O efeito da experiência compartilhada (o contágio emocional coletivo) é uma experiência emocional muito intensa. Quando se compartilha a emoção com outros, o cérebro interpreta isso como algo mais relevante para a identidade e a sobrevivência. Em grupo, a memória fica mais viva e duradoura, como se o cérebro fosse "marcado" pela emoção coletiva. Gritar de alegria após a nossa equipa ganhar o jogo, é a coisa mais natural do mundo. Mais ainda olhar à volta e ver outras pessoas igualmente emocionadas. O cérebro sente essa experiência como uma experiência social, que é muito mais impactante do que se estivesse sozinho.
Mas não nos devemos deixar enganar pela nossa memória emocional. Quando perguntam a alguém onde estava durante um grande evento emocional, a memória parece super vívida, mas o cérebro, na verdade, mistura os detalhes da emoção com a narrativa que contamos a nós mesmos ao longo do tempo. No entanto, a emoção da experiência nunca se apaga. Essa memória é registrada na amígdala e não se desfaz com o tempo como outras memórias. Mesmo que racionalmente saibamos que o futebol não define a nossa vida, ou que uma eleição não coloca a nossa sobrevivência em risco, a memória emocional associada a esses momentos, ao lado do impacto coletivo, não desaparece facilmente.
António Damásio é uma referência brilhante quando se trata de compreender a complexidade do cérebro, especialmente no que diz respeito às emoções, razão e tomada de decisões. O trabalho dele é fascinante porque une neurociência, filosofia e psicologia, e mostra como as emoções são essenciais para a racionalidade e não algo que apenas nos desvia dela, como tradicionalmente se pensava. Ele refuta a ideia de que razão e emoção são opostos, propondo que, em vez disso, são interdependentes e que as emoções desempenham um papel crucial na nossa capacidade de tomar decisões racionais.

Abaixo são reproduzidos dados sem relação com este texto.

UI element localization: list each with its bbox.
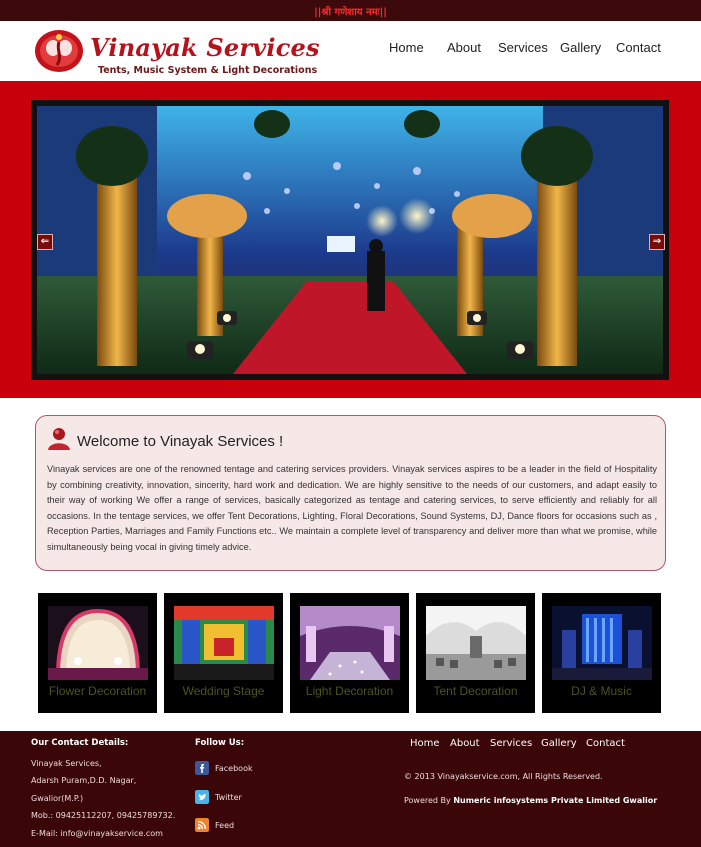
twitter-link[interactable]: Twitter (215, 793, 242, 802)
service-tile-wedding-stage[interactable]: Wedding Stage (164, 593, 283, 713)
welcome-section: Welcome to Vinayak Services ! Vinayak se… (35, 415, 666, 571)
nav-contact[interactable]: Contact (616, 40, 661, 58)
contact-heading: Our Contact Details: (31, 738, 129, 748)
service-caption[interactable]: Wedding Stage (164, 684, 283, 698)
nav-services[interactable]: Services (498, 40, 548, 58)
slide-image-venue (37, 106, 663, 374)
powered-by-text: Powered By Numeric infosystems Private L… (404, 796, 657, 805)
nav-gallery[interactable]: Gallery (560, 40, 601, 58)
footer-nav-home[interactable]: Home (410, 738, 440, 749)
wedding-stage-image (174, 606, 274, 680)
contact-line: Vinayak Services, (31, 759, 102, 768)
image-slider (31, 100, 669, 380)
blessing-text: ||श्री गणेशाय नमः|| (314, 7, 387, 18)
contact-line: Gwalior(M.P.) (31, 794, 84, 803)
service-caption[interactable]: DJ & Music (542, 684, 661, 698)
service-caption[interactable]: Flower Decoration (38, 684, 157, 698)
footer-nav-contact[interactable]: Contact (586, 738, 625, 749)
footer-nav-gallery[interactable]: Gallery (541, 738, 577, 749)
rss-feed-icon[interactable] (195, 818, 209, 832)
powered-by-prefix: Powered By (404, 796, 451, 805)
hero-banner: ⇐ ⇒ (0, 81, 701, 398)
site-title[interactable]: Vinayak Services (90, 33, 320, 62)
nav-home[interactable]: Home (389, 40, 424, 58)
welcome-heading: Welcome to Vinayak Services ! (77, 433, 284, 450)
feed-link[interactable]: Feed (215, 821, 234, 830)
service-tile-tent-decoration[interactable]: Tent Decoration (416, 593, 535, 713)
footer-nav-services[interactable]: Services (490, 738, 532, 749)
contact-phone: Mob.: 09425112207, 09425789732. (31, 811, 176, 820)
service-tile-dj-music[interactable]: DJ & Music (542, 593, 661, 713)
copyright-text: © 2013 Vinayakservice.com, All Rights Re… (404, 772, 603, 781)
contact-line: Adarsh Puram,D.D. Nagar, (31, 776, 137, 785)
follow-heading: Follow Us: (195, 738, 245, 748)
service-caption[interactable]: Light Decoration (290, 684, 409, 698)
service-caption[interactable]: Tent Decoration (416, 684, 535, 698)
tent-decoration-image (426, 606, 526, 680)
nav-about[interactable]: About (447, 40, 481, 58)
facebook-link[interactable]: Facebook (215, 764, 253, 773)
service-tile-light-decoration[interactable]: Light Decoration (290, 593, 409, 713)
contact-email[interactable]: E-Mail: info@vinayakservice.com (31, 829, 163, 838)
site-tagline: Tents, Music System & Light Decorations (98, 65, 318, 76)
service-tile-flower-decoration[interactable]: Flower Decoration (38, 593, 157, 713)
powered-by-company-link[interactable]: Numeric infosystems Private Limited Gwal… (453, 796, 657, 805)
flower-decoration-image (48, 606, 148, 680)
footer-nav-about[interactable]: About (450, 738, 480, 749)
twitter-icon[interactable] (195, 790, 209, 804)
dj-music-image (552, 606, 652, 680)
welcome-description: Vinayak services are one of the renowned… (47, 464, 657, 552)
ganesha-logo-icon[interactable] (33, 28, 85, 74)
site-header: Vinayak Services Tents, Music System & L… (0, 21, 701, 81)
top-blessing-bar: ||श्री गणेशाय नमः|| (0, 0, 701, 21)
slider-prev-arrow-icon[interactable]: ⇐ (37, 234, 53, 250)
user-icon (48, 428, 70, 450)
facebook-icon[interactable] (195, 761, 209, 775)
light-decoration-image (300, 606, 400, 680)
slider-next-arrow-icon[interactable]: ⇒ (649, 234, 665, 250)
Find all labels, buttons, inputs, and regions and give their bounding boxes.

Damásio lança o segundo livro -- "O Sentimento de Si" -- no ano dois mil. É uma obra profunda e transformadora. Neste livro, Damásio explora de forma brilhante a construção do "eu" e como o sentimento de identidade é gerado no cérebro. Ele propõe que a consciência de si mesmo -- o que chamamos de "sentimento de ser" -- não surge de um ponto fixo, mas é o produto dinâmico da interação entre corpo e cérebro. Damásio descreve que o "eu" não é algo fixo ou imutável, mas antes uma construção contínua que se desenvolve ao longo do tempo, mediada pela integração entre o cérebro e o corpo. O sentimento de ser nasce da capacidade do cérebro de integrar as informações do corpo e de todos os seus órgãos a funcionar para uma identidade que é algo mais do que a soma do corpo e do cérebro. Porque muita coisa do mundo a que pertence também lhe pertence: um nome, uma idade, e toda a relação interpessoal. E tudo isso sob a batuta de um sistema a que chamamos "emocional".
Esse processo acontece de forma automática, de que apenas uma pequena parte chega ao nível da consciência. A cada segundo, nosso cérebro está recebendo informações: umas circulam a partir de dentro, dos órgãos e sistemas circulatório mais o endócrino e imunológico; e a partir do exterior que entram através dos vários órgãos dos sentidos. Tudo isso é atualizado ao segundo sem parar, constantemente, condicionando o estado físico e emocional por forma a dar as respostas mais adequadas, momento a momento.